In turn, Kazakhstan can leverage Europe’s interest to attract deeper participation of advanced Western companies in production chains and gradually increase the share of higher value-added products instead of exporting only raw materials.
Another important area of cooperation is the Trans-Caspian International Transport Route (TITR). The EU is investing in the modernization of the Aktau port and the reconstruction of roads in Kazakhstan. This shows that the European Union views the country as a key partner in developing regional transport connectivity. The EU has previously also announced plans to allocate 10 billion euros for the development of the TITR. For Kazakhstan, this means increased transit flows, higher transport revenues, and stronger transport infrastructure.
Cooperation in digitalization is also expanding.
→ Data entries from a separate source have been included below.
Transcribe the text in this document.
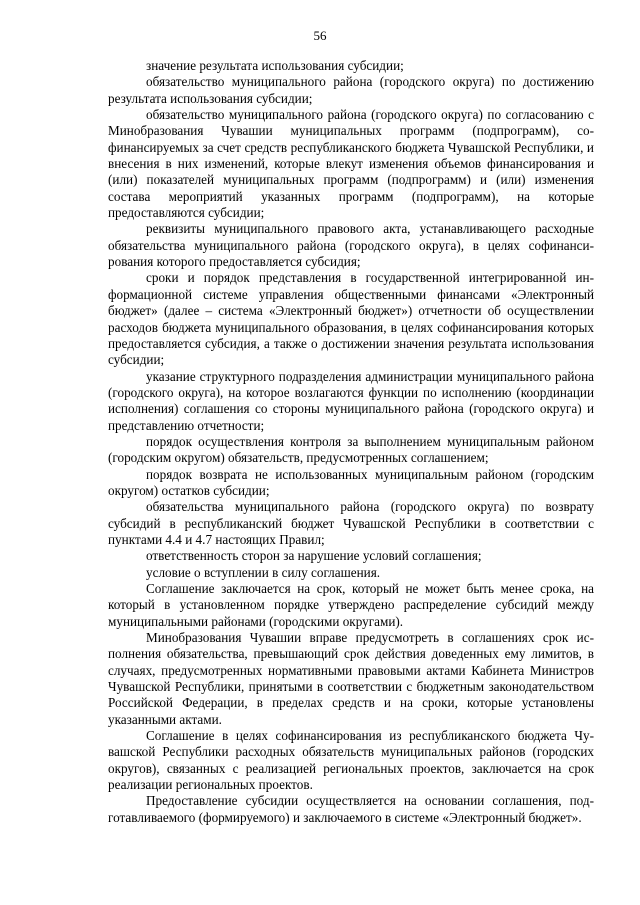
56

значение результата использования субсидии;

обязательство муниципального района (городского округа) по достижению результата использования субсидии;

обязательство муниципального района (городского округа) по согласованию с Минобразования Чувашии муниципальных программ (подпрограмм), софинансируемых за счет средств республиканского бюджета Чувашской Республики, и внесения в них изменений, которые влекут изменения объемов финансирования и (или) показателей муниципальных программ (подпрограмм) и (или) изменения состава мероприятий указанных программ (подпрограмм), на которые предоставляются субсидии;

реквизиты муниципального правового акта, устанавливающего расходные обязательства муниципального района (городского округа), в целях софинансирования которого предоставляется субсидия;

сроки и порядок представления в государственной интегрированной информационной системе управления общественными финансами «Электронный бюджет» (далее – система «Электронный бюджет») отчетности об осуществлении расходов бюджета муниципального образования, в целях софинансирования которых предоставляется субсидия, а также о достижении значения результата использования субсидии;

указание структурного подразделения администрации муниципального района (городского округа), на которое возлагаются функции по исполнению (координации исполнения) соглашения со стороны муниципального района (городского округа) и представлению отчетности;

порядок осуществления контроля за выполнением муниципальным районом (городским округом) обязательств, предусмотренных соглашением;

порядок возврата не использованных муниципальным районом (городским округом) остатков субсидии;

обязательства муниципального района (городского округа) по возврату субсидий в республиканский бюджет Чувашской Республики в соответствии с пунктами 4.4 и 4.7 настоящих Правил;

ответственность сторон за нарушение условий соглашения;

условие о вступлении в силу соглашения.

Соглашение заключается на срок, который не может быть менее срока, на который в установленном порядке утверждено распределение субсидий между муниципальными районами (городскими округами).

Минобразования Чувашии вправе предусмотреть в соглашениях срок исполнения обязательства, превышающий срок действия доведенных ему лимитов, в случаях, предусмотренных нормативными правовыми актами Кабинета Министров Чувашской Республики, принятыми в соответствии с бюджетным законодательством Российской Федерации, в пределах средств и на сроки, которые установлены указанными актами.

Соглашение в целях софинансирования из республиканского бюджета Чувашской Республики расходных обязательств муниципальных районов (городских округов), связанных с реализацией региональных проектов, заключается на срок реализации региональных проектов.

Предоставление субсидии осуществляется на основании соглашения, подготавливаемого (формируемого) и заключаемого в системе «Электронный бюджет».
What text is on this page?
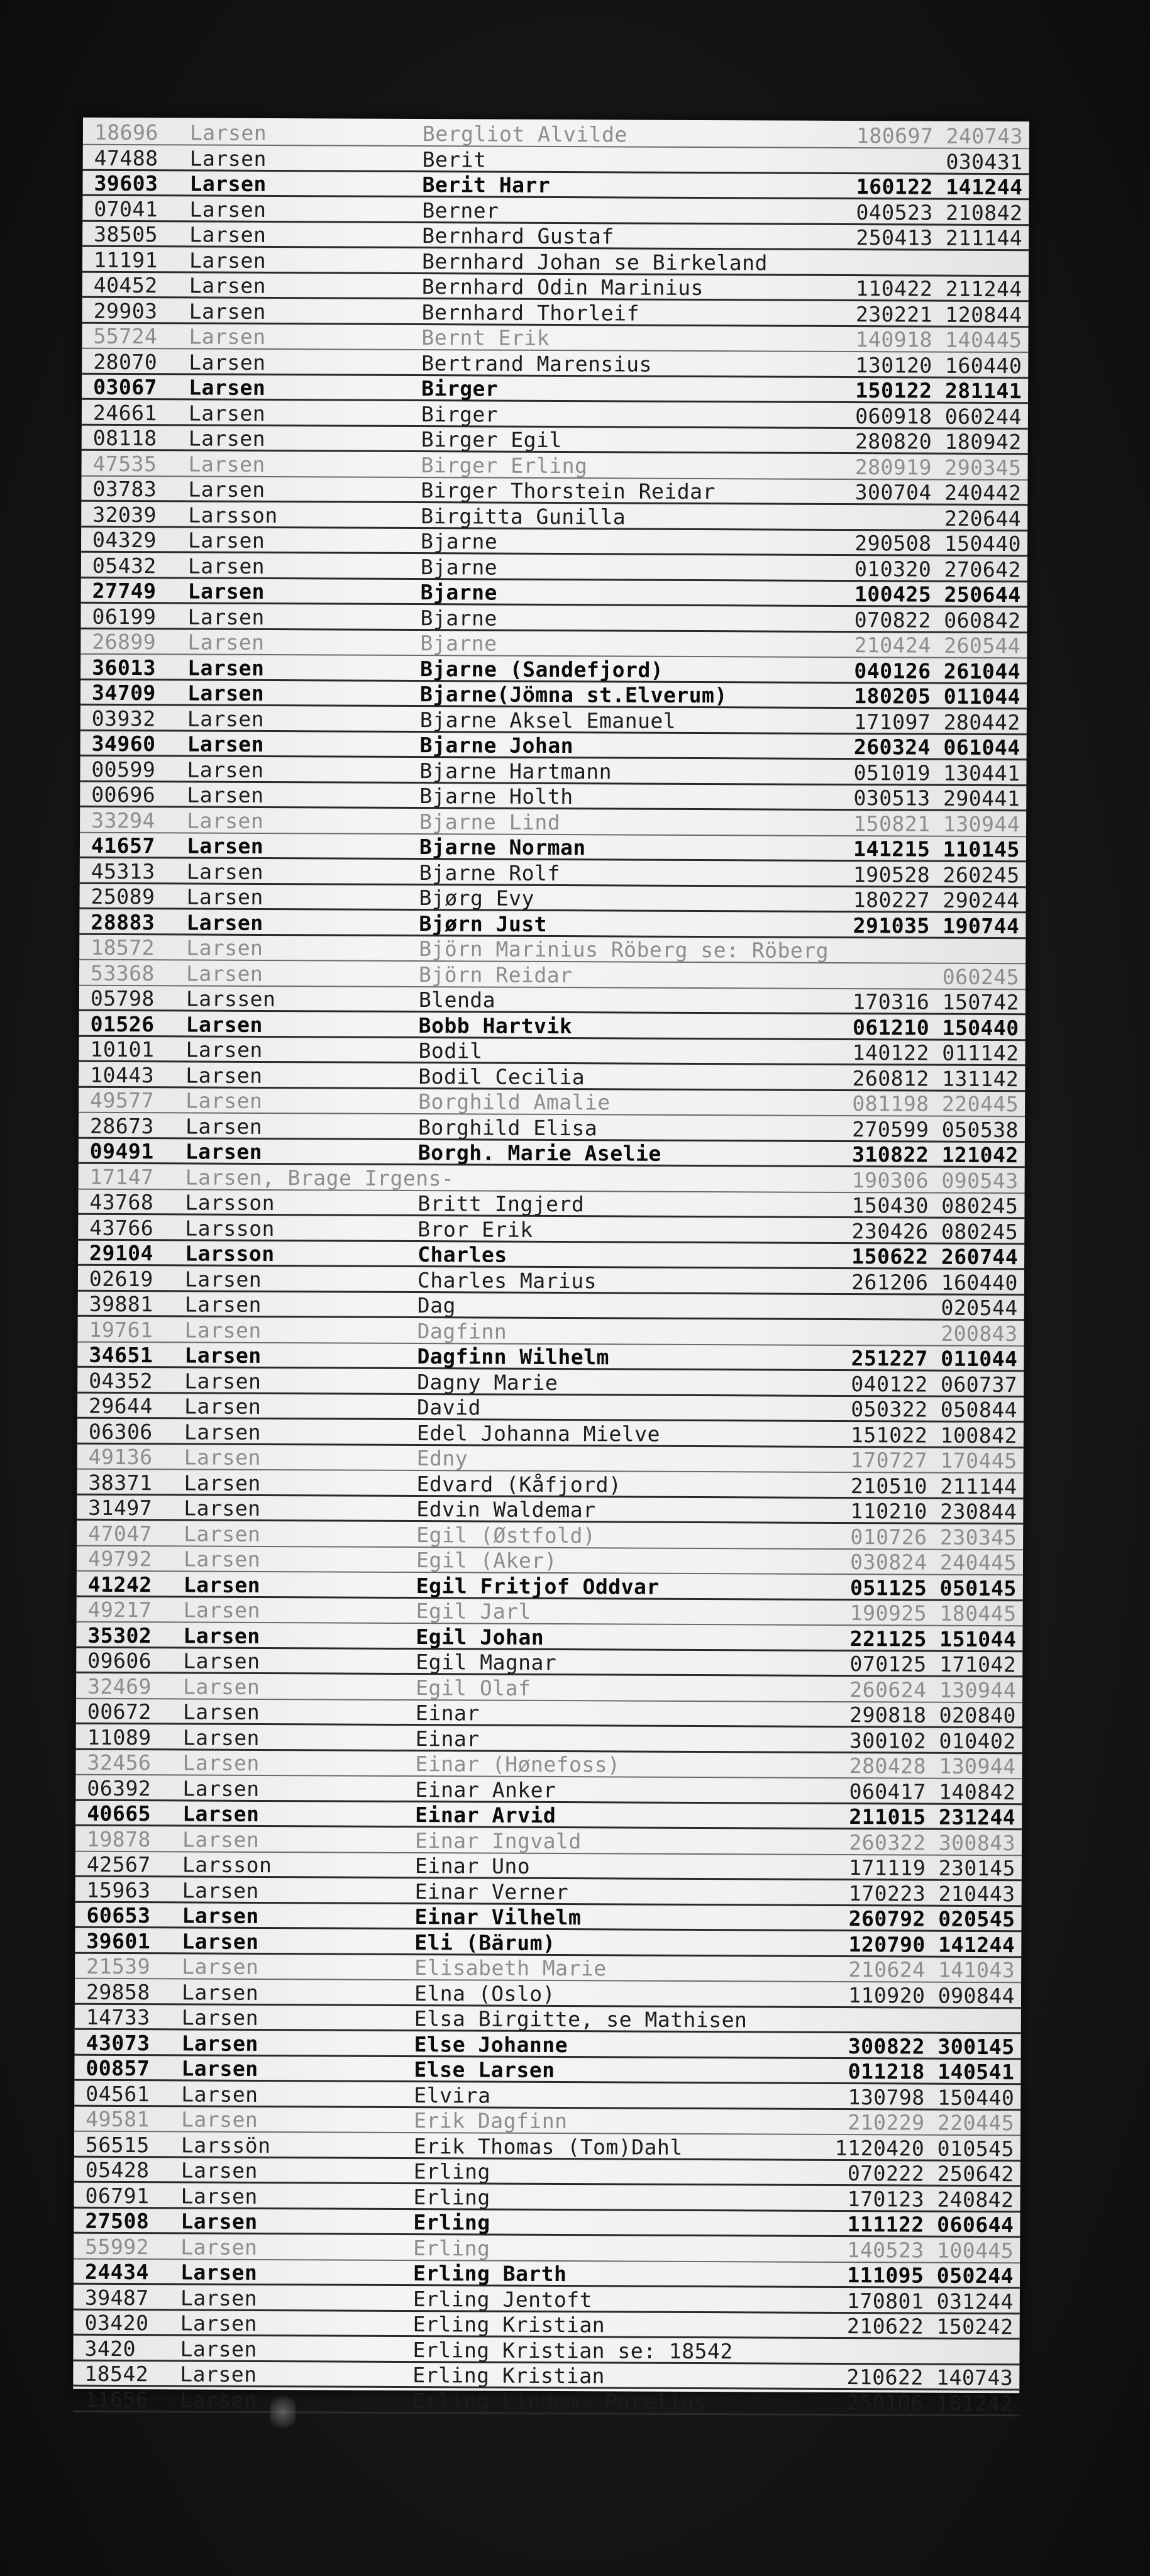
18696 Larsen	Bergliot Alvilde	180697 240743
47488 Larsen	Berit	030431
39603 Larsen	Berit Harr	160122 141244
07041 Larsen	Berner	040523 210842
38505 Larsen	Bernhard Gustaf	250413 211144
11191 Larsen	Bernhard Johan se Birkeland
40452 Larsen	Bernhard Odin Marinius	110422 211244
29903 Larsen	Bernhard Thorleif	230221 120844
55724 Larsen	Bernt Erik	140918 140445
28070 Larsen	Bertrand Marensius	130120 160440
03067 Larsen	Birger	150122 281141
24661 Larsen	Birger	060918 060244
08118 Larsen	Birger Egil	280820 180942
47535 Larsen	Birger Erling	280919 290345
03783 Larsen	Birger Thorstein Reidar	300704 240442
32039 Larsson	Birgitta Gunilla	220644
04329 Larsen	Bjarne	290508 150440
05432 Larsen	Bjarne	010320 270642
27749 Larsen	Bjarne	100425 250644
06199 Larsen	Bjarne	070822 060842
26899 Larsen	Bjarne	210424 260544
36013 Larsen	Bjarne (Sandefjord)	040126 261044
34709 Larsen	Bjarne(Jömna st.Elverum)	180205 011044
03932 Larsen	Bjarne Aksel Emanuel	171097 280442
34960 Larsen	Bjarne Johan	260324 061044
00599 Larsen	Bjarne Hartmann	051019 130441
00696 Larsen	Bjarne Holth	030513 290441
33294 Larsen	Bjarne Lind	150821 130944
41657 Larsen	Bjarne Norman	141215 110145
45313 Larsen	Bjarne Rolf	190528 260245
25089 Larsen	Bjørg Evy	180227 290244
28883 Larsen	Bjørn Just	291035 190744
18572 Larsen	Björn Marinius Röberg se: Röberg
53368 Larsen	Björn Reidar	060245
05798 Larssen	Blenda	170316 150742
01526 Larsen	Bobb Hartvik	061210 150440
10101 Larsen	Bodil	140122 011142
10443 Larsen	Bodil Cecilia	260812 131142
49577 Larsen	Borghild Amalie	081198 220445
28673 Larsen	Borghild Elisa	270599 050538
09491 Larsen	Borgh. Marie Aselie	310822 121042
17147 Larsen, Brage Irgens-	190306 090543
43768 Larsson	Britt Ingjerd	150430 080245
43766 Larsson	Bror Erik	230426 080245
29104 Larsson	Charles	150622 260744
02619 Larsen	Charles Marius	261206 160440
39881 Larsen	Dag	020544
19761 Larsen	Dagfinn	200843
34651 Larsen	Dagfinn Wilhelm	251227 011044
04352 Larsen	Dagny Marie	040122 060737
29644 Larsen	David	050322 050844
06306 Larsen	Edel Johanna Mielve	151022 100842
49136 Larsen	Edny	170727 170445
38371 Larsen	Edvard (Kåfjord)	210510 211144
31497 Larsen	Edvin Waldemar	110210 230844
47047 Larsen	Egil (Østfold)	010726 230345
49792 Larsen	Egil (Aker)	030824 240445
41242 Larsen	Egil Fritjof Oddvar	051125 050145
49217 Larsen	Egil Jarl	190925 180445
35302 Larsen	Egil Johan	221125 151044
09606 Larsen	Egil Magnar	070125 171042
32469 Larsen	Egil Olaf	260624 130944
00672 Larsen	Einar	290818 020840
11089 Larsen	Einar	300102 010402
32456 Larsen	Einar (Hønefoss)	280428 130944
06392 Larsen	Einar Anker	060417 140842
40665 Larsen	Einar Arvid	211015 231244
19878 Larsen	Einar Ingvald	260322 300843
42567 Larsson	Einar Uno	171119 230145
15963 Larsen	Einar Verner	170223 210443
60653 Larsen	Einar Vilhelm	260792 020545
39601 Larsen	Eli (Bärum)	120790 141244
21539 Larsen	Elisabeth Marie	210624 141043
29858 Larsen	Elna (Oslo)	110920 090844
14733 Larsen	Elsa Birgitte, se Mathisen
43073 Larsen	Else Johanne	300822 300145
00857 Larsen	Else Larsen	011218 140541
04561 Larsen	Elvira	130798 150440
49581 Larsen	Erik Dagfinn	210229 220445
56515 Larssön	Erik Thomas (Tom)Dahl	1120420 010545
05428 Larsen	Erling	070222 250642
06791 Larsen	Erling	170123 240842
27508 Larsen	Erling	111122 060644
55992 Larsen	Erling	140523 100445
24434 Larsen	Erling Barth	111095 050244
39487 Larsen	Erling Jentoft	170801 031244
03420 Larsen	Erling Kristian	210622 150242
3420 Larsen	Erling Kristian se: 18542
18542 Larsen	Erling Kristian	210622 140743
11656 Larsen	Erling Lindem. Parelius	250106 181242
Under the Global Gateway program, the EU plans to allocate around 12 billion euros for Central Asia—for satellite communications, internet infrastructure development, and cybersecurity. Kazakhstan, in turn, has proposed establishing an “Central Asia–EU Innovation Campus” based at Astana Hub.
Thus, the talks in Brussels are taking place against the backdrop of accelerating rapprochement between Kazakhstan and the EU, largely driven by shifts in the global economy and politics in recent years. Europe’s interest in Kazakhstan as a supplier of raw materials, a transport corridor partner, and a participant in digital projects has intensified amid the EU’s efforts to diversify supply chains and reduce dependence on individual markets. For Kazakhstan, this presents an opportunity not only to increase exports and transit potential, but also to integrate more deeply into higher value-added production and technology chains.